The Wife sips again. ‘Very subtle taste.’ Another sip, more dabbing, a quick trip into the kitchen for a cloth. ‘It’s the kind of tea you can drink gallons of without feeling over tea’d.’ She heads off to assemble her second cup, avoiding ‘overmilking’. ‘It’s one of those teas you feel like if you have a quick cuppa, you’ve had some light refreshment – rather than a strong brew where you feel like you need a biscuit with it.’

My father is quite specific on the subject of tea and biscuits, opining that a ‘naked drink’ is a horror on a par with ‘insubstantial marmalade’ (the stuff with thin peel, he explains, that you get in environmental time bomb containers, in hotels). He reliably produces Tunnock’s Teacakes, Abernethy biscuits or similar on all tea occasions.

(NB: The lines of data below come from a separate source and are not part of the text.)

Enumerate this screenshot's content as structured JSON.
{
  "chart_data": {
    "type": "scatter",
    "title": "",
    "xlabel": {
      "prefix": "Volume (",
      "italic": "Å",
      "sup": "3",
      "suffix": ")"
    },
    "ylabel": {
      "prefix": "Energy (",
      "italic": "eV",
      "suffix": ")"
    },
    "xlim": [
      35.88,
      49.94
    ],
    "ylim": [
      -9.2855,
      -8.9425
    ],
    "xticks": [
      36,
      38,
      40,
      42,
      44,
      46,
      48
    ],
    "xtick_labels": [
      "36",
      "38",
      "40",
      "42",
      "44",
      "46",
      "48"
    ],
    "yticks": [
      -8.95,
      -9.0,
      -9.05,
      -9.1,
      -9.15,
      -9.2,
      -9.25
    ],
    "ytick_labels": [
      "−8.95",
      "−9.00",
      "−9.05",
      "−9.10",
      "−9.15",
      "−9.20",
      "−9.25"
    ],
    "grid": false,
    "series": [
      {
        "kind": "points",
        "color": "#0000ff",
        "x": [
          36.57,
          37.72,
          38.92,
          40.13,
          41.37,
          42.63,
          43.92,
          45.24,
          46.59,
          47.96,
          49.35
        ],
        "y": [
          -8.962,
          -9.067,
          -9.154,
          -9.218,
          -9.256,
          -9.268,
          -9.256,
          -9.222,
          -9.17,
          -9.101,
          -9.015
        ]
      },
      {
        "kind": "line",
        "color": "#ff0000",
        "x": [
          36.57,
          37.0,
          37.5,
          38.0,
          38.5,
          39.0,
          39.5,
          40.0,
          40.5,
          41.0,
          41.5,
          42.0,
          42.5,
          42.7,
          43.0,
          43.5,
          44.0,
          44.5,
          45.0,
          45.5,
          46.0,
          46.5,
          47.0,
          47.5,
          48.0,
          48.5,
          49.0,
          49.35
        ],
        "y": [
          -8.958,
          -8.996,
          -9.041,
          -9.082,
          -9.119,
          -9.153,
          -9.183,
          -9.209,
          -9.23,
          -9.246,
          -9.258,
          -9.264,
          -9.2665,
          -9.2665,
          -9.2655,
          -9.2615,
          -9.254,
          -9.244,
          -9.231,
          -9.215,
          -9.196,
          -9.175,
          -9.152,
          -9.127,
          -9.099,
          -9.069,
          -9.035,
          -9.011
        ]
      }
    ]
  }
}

On that note, I draw The Wife’s attention to the box, which suggests pairing this drink with food. It tells us that ‘A really good milk chocolate brings out the sweeter caramel notes.’ I rifle through the cupboards. The only milk chocolate I can find is St Petersburg souvenir chocolate, a fetching purple box of pieces individually wrapped in jolly illustrations of the city. We have to abandon this quite quickly, since the chocolate had, in The Wife’s words, ‘had its chips’ and we had perhaps carelessly allowed it to melt and reform on our journey home from the friend who supplied it. ‘Was there really no other chocolate in the cupboard?’ she says, with a furrowed brow. She finishes her cup and heads to the shops.